World Habitat Day's theme for this year is "Cities: Magnets of Hope." The theme is chosen to commemorate how migrant workers, be it national or international, are increasingly coming in to cities. On one hand, cities may become strained. On the other hand, cities may be showered by "the gold dust of the economy." Are we going to complain, or take advantage of the situation? It all depends on how we view the in-migrating urban poor: as liability, or asset. (Don't forget to check out the Habitat Debate magazine on this topic)

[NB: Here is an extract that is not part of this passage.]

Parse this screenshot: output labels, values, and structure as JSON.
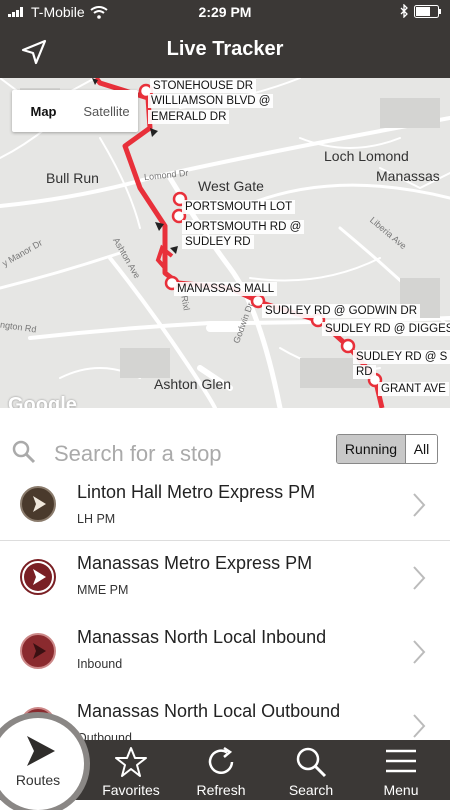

I, for one, am in support of (low-wage) migrant workers coming in to areas/economies which are more capital-intensive than labor-intensive. My economic-geography professor once told this 18th/19th century story, when the U.S. was more labor-intensive (relatively more workable land than people), and Europe was more labor-intensive (relatively more people than workable land). The opening up of borders saw the migration of many (almost a quarter?) of Europe's working population into the U.S. Afterwards, low wages in Europe rose, and high wages in the U.S. dropped. In the end, both economies grew handsomely as production needs both labor and capital. Sorry for the lack of hard data. Don't have time to rummage through my old notes.
Anyway, I'm currently less in touch with the cyber world, as I'm doing a lot of traveling to the villages to see how effective telecenters (and ICT in general) really are for poverty reduction. Will share more about this later.